Re: Single client performance on trivial SELECTs
Noah Misch <noah@leadboat.com>
From: Noah Misch <noah@leadboat.com>
To: Tom Lane <tgl@sss.pgh.pa.us>
Cc: Robert Haas <robertmhaas@gmail.com>, Greg Smith <greg@2ndquadrant.com>, PostgreSQL-development <pgsql-hackers@postgresql.org>
Date: 2011-04-15T12:40:46Z
Lists: pgsql-hackers
On Thu, Apr 14, 2011 at 05:10:41PM -0400, Tom Lane wrote: > Noah Misch <noah@leadboat.com> writes: > > On Thu, Apr 14, 2011 at 11:15:00AM -0700, Robert Haas wrote: > >> It shouldn't be > >> terribly difficult to come up with some kind of hash function based > >> on, say, the first two characters of the keyword that would be a lot > >> faster than what we're doing now. > > > I'd look at `gperf', which generates code for this from your keyword list. > > FWIW, mysql used to use gperf for this purpose, but they've abandoned it > in favor of some homegrown hashing scheme.
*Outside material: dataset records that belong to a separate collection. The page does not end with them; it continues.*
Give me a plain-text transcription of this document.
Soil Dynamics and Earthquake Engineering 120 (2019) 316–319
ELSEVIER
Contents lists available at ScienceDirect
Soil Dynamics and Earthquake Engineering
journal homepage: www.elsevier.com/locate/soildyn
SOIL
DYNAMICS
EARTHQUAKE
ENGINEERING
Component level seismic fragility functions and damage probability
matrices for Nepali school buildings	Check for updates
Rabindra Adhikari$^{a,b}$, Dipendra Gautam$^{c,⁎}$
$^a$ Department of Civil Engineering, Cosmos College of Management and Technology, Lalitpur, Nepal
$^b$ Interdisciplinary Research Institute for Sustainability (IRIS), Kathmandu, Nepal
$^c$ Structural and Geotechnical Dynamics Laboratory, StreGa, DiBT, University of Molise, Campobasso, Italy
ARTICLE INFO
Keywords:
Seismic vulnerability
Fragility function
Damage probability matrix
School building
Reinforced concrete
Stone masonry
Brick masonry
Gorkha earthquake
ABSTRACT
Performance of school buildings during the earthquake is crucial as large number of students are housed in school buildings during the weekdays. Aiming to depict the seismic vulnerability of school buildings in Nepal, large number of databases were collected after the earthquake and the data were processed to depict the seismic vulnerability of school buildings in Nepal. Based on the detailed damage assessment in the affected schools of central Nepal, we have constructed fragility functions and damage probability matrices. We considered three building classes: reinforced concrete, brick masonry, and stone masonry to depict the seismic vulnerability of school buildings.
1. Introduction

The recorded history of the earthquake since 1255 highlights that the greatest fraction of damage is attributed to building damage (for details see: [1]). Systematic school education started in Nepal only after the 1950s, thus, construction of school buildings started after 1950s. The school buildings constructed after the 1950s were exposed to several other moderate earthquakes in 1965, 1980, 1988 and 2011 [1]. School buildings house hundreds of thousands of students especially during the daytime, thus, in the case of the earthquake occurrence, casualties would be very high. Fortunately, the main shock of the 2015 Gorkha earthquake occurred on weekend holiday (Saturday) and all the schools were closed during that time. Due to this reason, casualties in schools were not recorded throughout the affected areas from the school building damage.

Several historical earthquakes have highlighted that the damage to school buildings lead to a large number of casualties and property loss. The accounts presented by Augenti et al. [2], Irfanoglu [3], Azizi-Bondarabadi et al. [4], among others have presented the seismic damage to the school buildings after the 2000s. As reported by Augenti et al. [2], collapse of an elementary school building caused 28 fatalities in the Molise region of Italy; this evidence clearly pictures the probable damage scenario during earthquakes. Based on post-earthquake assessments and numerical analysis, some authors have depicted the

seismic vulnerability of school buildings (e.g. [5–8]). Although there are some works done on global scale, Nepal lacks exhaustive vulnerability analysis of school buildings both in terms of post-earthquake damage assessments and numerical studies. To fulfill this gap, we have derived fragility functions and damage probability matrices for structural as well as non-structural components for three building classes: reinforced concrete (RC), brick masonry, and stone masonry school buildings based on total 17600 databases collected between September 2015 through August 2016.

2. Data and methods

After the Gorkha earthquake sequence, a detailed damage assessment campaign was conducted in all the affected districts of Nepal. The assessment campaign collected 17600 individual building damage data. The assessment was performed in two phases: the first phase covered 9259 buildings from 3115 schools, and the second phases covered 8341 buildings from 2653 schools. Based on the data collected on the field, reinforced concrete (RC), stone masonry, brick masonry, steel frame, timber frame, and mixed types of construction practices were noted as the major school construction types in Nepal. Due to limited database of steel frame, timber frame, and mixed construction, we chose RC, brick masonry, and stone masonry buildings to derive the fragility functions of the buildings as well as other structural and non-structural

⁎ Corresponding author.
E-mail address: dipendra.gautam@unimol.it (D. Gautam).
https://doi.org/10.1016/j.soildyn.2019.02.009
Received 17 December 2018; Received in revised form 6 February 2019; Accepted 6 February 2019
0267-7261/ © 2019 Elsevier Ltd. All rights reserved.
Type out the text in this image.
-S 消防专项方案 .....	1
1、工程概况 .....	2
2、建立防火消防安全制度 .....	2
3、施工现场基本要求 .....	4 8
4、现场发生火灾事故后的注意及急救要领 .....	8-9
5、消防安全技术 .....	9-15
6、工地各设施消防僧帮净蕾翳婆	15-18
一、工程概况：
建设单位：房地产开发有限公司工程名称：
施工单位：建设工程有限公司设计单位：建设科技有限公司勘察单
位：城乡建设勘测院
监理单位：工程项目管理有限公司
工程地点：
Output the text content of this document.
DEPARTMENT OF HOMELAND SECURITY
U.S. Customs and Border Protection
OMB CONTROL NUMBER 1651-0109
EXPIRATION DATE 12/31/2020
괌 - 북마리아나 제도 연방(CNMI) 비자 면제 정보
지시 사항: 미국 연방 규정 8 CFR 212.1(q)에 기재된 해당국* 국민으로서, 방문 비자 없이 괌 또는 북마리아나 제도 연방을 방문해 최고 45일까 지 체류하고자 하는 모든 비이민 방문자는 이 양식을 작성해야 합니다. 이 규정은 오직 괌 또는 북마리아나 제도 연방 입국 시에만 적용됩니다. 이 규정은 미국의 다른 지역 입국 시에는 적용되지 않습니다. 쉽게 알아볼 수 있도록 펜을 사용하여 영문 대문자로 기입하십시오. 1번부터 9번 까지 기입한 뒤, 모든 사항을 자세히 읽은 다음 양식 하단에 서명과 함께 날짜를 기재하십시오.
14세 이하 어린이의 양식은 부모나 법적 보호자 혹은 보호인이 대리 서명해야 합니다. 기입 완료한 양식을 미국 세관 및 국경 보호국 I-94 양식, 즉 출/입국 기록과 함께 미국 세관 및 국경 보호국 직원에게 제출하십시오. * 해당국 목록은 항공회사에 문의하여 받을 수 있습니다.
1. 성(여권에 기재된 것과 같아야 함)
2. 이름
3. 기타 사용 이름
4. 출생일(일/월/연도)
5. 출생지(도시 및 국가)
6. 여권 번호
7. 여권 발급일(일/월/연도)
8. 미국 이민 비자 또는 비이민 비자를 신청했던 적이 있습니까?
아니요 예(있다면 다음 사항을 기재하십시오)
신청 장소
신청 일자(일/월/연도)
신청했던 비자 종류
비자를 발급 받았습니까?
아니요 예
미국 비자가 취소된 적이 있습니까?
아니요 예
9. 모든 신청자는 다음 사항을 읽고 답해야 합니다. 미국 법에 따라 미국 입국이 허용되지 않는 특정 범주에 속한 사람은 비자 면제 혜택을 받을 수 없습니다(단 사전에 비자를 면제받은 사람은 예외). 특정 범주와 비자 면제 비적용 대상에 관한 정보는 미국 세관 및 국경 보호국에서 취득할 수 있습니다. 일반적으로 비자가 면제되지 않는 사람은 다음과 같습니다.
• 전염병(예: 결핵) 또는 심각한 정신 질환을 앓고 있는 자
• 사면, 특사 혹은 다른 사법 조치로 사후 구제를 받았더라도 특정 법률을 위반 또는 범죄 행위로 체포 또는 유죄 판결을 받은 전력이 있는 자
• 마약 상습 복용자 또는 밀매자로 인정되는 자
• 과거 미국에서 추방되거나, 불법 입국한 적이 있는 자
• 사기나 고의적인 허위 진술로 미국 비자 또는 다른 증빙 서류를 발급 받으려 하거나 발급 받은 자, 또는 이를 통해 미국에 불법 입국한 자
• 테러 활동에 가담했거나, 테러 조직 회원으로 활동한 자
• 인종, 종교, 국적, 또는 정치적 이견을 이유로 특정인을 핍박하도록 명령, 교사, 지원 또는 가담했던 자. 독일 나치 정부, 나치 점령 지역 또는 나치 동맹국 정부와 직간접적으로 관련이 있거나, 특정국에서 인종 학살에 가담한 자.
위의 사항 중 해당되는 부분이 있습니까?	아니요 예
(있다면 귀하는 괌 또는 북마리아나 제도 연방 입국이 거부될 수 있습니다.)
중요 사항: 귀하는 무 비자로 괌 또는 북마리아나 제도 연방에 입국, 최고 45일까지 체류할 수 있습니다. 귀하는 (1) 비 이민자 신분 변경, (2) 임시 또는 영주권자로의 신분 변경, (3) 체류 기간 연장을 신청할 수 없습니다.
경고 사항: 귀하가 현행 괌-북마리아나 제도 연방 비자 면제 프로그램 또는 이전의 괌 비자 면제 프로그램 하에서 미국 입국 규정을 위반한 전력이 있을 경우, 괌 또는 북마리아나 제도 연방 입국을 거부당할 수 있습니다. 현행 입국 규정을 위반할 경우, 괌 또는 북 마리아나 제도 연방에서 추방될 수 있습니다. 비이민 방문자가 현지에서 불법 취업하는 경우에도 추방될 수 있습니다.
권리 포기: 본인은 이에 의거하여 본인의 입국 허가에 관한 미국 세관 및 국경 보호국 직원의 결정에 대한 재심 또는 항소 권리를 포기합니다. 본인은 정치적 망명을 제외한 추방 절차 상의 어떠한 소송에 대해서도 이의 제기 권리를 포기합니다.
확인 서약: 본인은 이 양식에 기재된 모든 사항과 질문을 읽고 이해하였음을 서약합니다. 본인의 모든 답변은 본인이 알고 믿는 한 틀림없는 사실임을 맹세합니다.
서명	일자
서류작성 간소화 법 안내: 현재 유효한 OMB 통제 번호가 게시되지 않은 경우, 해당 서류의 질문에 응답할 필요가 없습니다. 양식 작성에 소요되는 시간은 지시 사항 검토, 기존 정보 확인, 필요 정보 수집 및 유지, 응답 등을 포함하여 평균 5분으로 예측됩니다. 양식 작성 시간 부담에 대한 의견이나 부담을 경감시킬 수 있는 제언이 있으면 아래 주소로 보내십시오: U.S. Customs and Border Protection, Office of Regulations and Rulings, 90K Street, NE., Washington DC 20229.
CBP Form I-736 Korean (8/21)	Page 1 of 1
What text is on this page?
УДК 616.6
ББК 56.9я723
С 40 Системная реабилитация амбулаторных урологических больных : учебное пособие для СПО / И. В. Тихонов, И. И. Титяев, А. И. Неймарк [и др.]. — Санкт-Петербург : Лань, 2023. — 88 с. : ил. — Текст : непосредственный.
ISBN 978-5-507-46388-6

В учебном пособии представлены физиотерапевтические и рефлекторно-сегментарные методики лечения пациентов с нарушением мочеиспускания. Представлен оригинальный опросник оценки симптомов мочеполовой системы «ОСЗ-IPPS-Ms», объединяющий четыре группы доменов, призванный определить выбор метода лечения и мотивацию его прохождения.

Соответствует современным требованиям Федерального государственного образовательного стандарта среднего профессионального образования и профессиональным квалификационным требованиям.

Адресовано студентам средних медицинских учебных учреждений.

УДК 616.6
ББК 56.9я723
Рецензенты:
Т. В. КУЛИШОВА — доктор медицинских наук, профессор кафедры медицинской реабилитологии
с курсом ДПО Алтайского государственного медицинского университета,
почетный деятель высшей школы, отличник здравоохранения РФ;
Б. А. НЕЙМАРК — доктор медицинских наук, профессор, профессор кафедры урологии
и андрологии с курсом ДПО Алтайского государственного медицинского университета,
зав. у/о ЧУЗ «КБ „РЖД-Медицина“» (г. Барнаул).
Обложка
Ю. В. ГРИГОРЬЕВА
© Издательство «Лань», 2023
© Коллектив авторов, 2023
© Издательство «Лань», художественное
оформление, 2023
I don't know exactly why, > but I wonder if it was for licensing reasons. gperf itself is GPL, and > I don't see any disclaimer in the docs saying that its output isn't. Do you have any details, like when mysql did this? With a quick look, I'm failing to find confirmation that mysql ever did use gperf. (Drizzle has replaced the mysql homegrown scheme with gperf, apparently in 2009, though.)